I now added merit backtracking as globalization method since it seems to boost my time until convergence (e.g. specific thresholds are met) by a fair bit, especially when using a low number of solver iterations. However it seems like the control values that the solver produces oscillate when the endeffector frame comes close to the reference (see screenshot), like the solution becomes unstable when residuals become small. I do added penalization terms on the joint velocity, whichs effects can be seen in a first and fast reduction of the error and then converging slowly towards the target. However after a slowdown-period, the solver seems to escalate.
I did already encounter those problems before using merit backtracking and calmed them down by playing with lm-factor, nlp_step_size and nlp_solver_iter. But I cannot wrap my head around why this is happening? Could you possibly point me towards some explaination? I do understand that those are fairly little information and the possible reasons can be… quite diverse. But maybe you encountered this behaviour before and there is a quick fix!
It is hard to tell in general.
Is this a simulation with model mismatch?
I don’t see the u_ref in the first plot.
Did you check the residuals in the latter part of this simulation.
Is there some error in the solver, or is this actually a locally optimal solution to your OCP?

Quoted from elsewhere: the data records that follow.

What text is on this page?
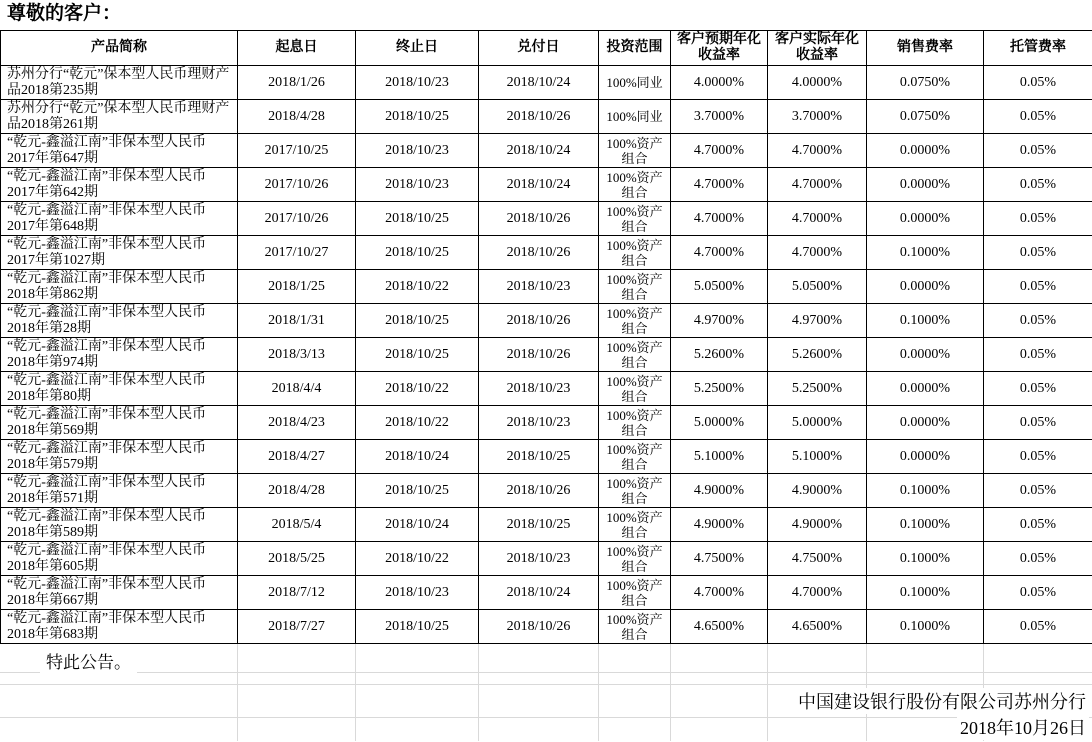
尊敬的客户：
产品简称	起息日	终止日	兑付日	投资范围	客户预期年化收益率	客户实际年化收益率	销售费率	托管费率
苏州分行“乾元”保本型人民币理财产品2018第235期	2018/1/26	2018/10/23	2018/10/24	100%同业	4.0000%	4.0000%	0.0750%	0.05%
苏州分行“乾元”保本型人民币理财产品2018第261期	2018/4/28	2018/10/25	2018/10/26	100%同业	3.7000%	3.7000%	0.0750%	0.05%
“乾元-鑫溢江南”非保本型人民币2017年第647期	2017/10/25	2018/10/23	2018/10/24	100%资产组合	4.7000%	4.7000%	0.0000%	0.05%
“乾元-鑫溢江南”非保本型人民币2017年第642期	2017/10/26	2018/10/23	2018/10/24	100%资产组合	4.7000%	4.7000%	0.0000%	0.05%
“乾元-鑫溢江南”非保本型人民币2017年第648期	2017/10/26	2018/10/25	2018/10/26	100%资产组合	4.7000%	4.7000%	0.0000%	0.05%
“乾元-鑫溢江南”非保本型人民币2017年第1027期	2017/10/27	2018/10/25	2018/10/26	100%资产组合	4.7000%	4.7000%	0.1000%	0.05%
“乾元-鑫溢江南”非保本型人民币2018年第862期	2018/1/25	2018/10/22	2018/10/23	100%资产组合	5.0500%	5.0500%	0.0000%	0.05%
“乾元-鑫溢江南”非保本型人民币2018年第28期	2018/1/31	2018/10/25	2018/10/26	100%资产组合	4.9700%	4.9700%	0.1000%	0.05%
“乾元-鑫溢江南”非保本型人民币2018年第974期	2018/3/13	2018/10/25	2018/10/26	100%资产组合	5.2600%	5.2600%	0.0000%	0.05%
“乾元-鑫溢江南”非保本型人民币2018年第80期	2018/4/4	2018/10/22	2018/10/23	100%资产组合	5.2500%	5.2500%	0.0000%	0.05%
“乾元-鑫溢江南”非保本型人民币2018年第569期	2018/4/23	2018/10/22	2018/10/23	100%资产组合	5.0000%	5.0000%	0.0000%	0.05%
“乾元-鑫溢江南”非保本型人民币2018年第579期	2018/4/27	2018/10/24	2018/10/25	100%资产组合	5.1000%	5.1000%	0.0000%	0.05%
“乾元-鑫溢江南”非保本型人民币2018年第571期	2018/4/28	2018/10/25	2018/10/26	100%资产组合	4.9000%	4.9000%	0.1000%	0.05%
“乾元-鑫溢江南”非保本型人民币2018年第589期	2018/5/4	2018/10/24	2018/10/25	100%资产组合	4.9000%	4.9000%	0.1000%	0.05%
“乾元-鑫溢江南”非保本型人民币2018年第605期	2018/5/25	2018/10/22	2018/10/23	100%资产组合	4.7500%	4.7500%	0.1000%	0.05%
“乾元-鑫溢江南”非保本型人民币2018年第667期	2018/7/12	2018/10/23	2018/10/24	100%资产组合	4.7000%	4.7000%	0.1000%	0.05%
“乾元-鑫溢江南”非保本型人民币2018年第683期	2018/7/27	2018/10/25	2018/10/26	100%资产组合	4.6500%	4.6500%	0.1000%	0.05%
特此公告。
中国建设银行股份有限公司苏州分行
2018年10月26日
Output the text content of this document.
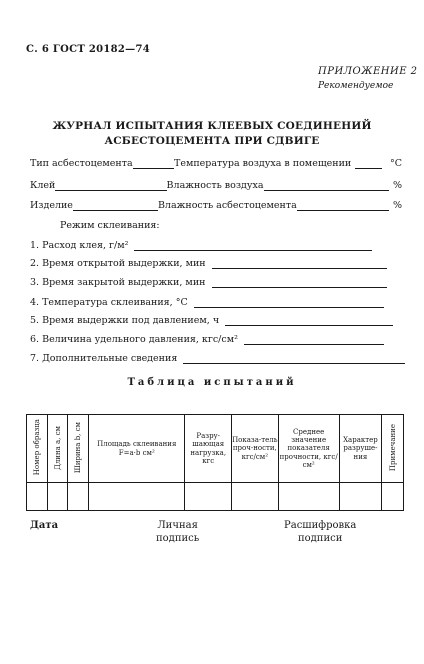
С. 6 ГОСТ 20182—74
ПРИЛОЖЕНИЕ 2
Рекомендуемое
ЖУРНАЛ ИСПЫТАНИЯ КЛЕЕВЫХ СОЕДИНЕНИЙ
АСБЕСТОЦЕМЕНТА ПРИ СДВИГЕ
Тип асбестоцемента	Температура воздуха в помещении	°С
Клей	Влажность воздуха	%
Изделие	Влажность асбестоцемента	%
Режим склеивания:
1. Расход клея, г/м²
2. Время открытой выдержки, мин
3. Время закрытой выдержки, мин
4. Температура склеивания, °С
5. Время выдержки под давлением, ч
6. Величина удельного давления, кгс/см²
7. Дополнительные сведения
Таблица испытаний
Номер образца	Длина a, см	Ширина b, см	Площадь склеивания F=a·b см²	Разру-шающая нагрузка, кгс	Показа-тель проч-ности, кгс/см²	Среднее значение показателя прочности, кгс/см²	Характер разруше-ния	Примечание

Дата	Личная
подпись
Расшифровка
подписи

If you have a strong penalty on the joint velocity, this behavior surely doesnt seem optimal
first of all: thank you so much for your support and effort you put into this framework!
Yes, I indeed use a second order delay (PT2) plant simulation outside of acados to simulate my torque controlled robot behaviour on joint-level. However, even if I just use a (fairly low) first order delays (PT1), the same oscillation occure.
you cannot actually see u_ref since the simulated, delayed u_actual follows u_ref really fast. You can only see the mismatch when zoomed in.
I actually seem to have solved this problem by adapting my cost function for the position tracking.
I changed it from 1/2 * sqrt(p * p_ref) to 1/2 * (p*p_ref) which results ofc in a quadratic functional instead of a linear one. This seems to relax the solver and prevent oscillations.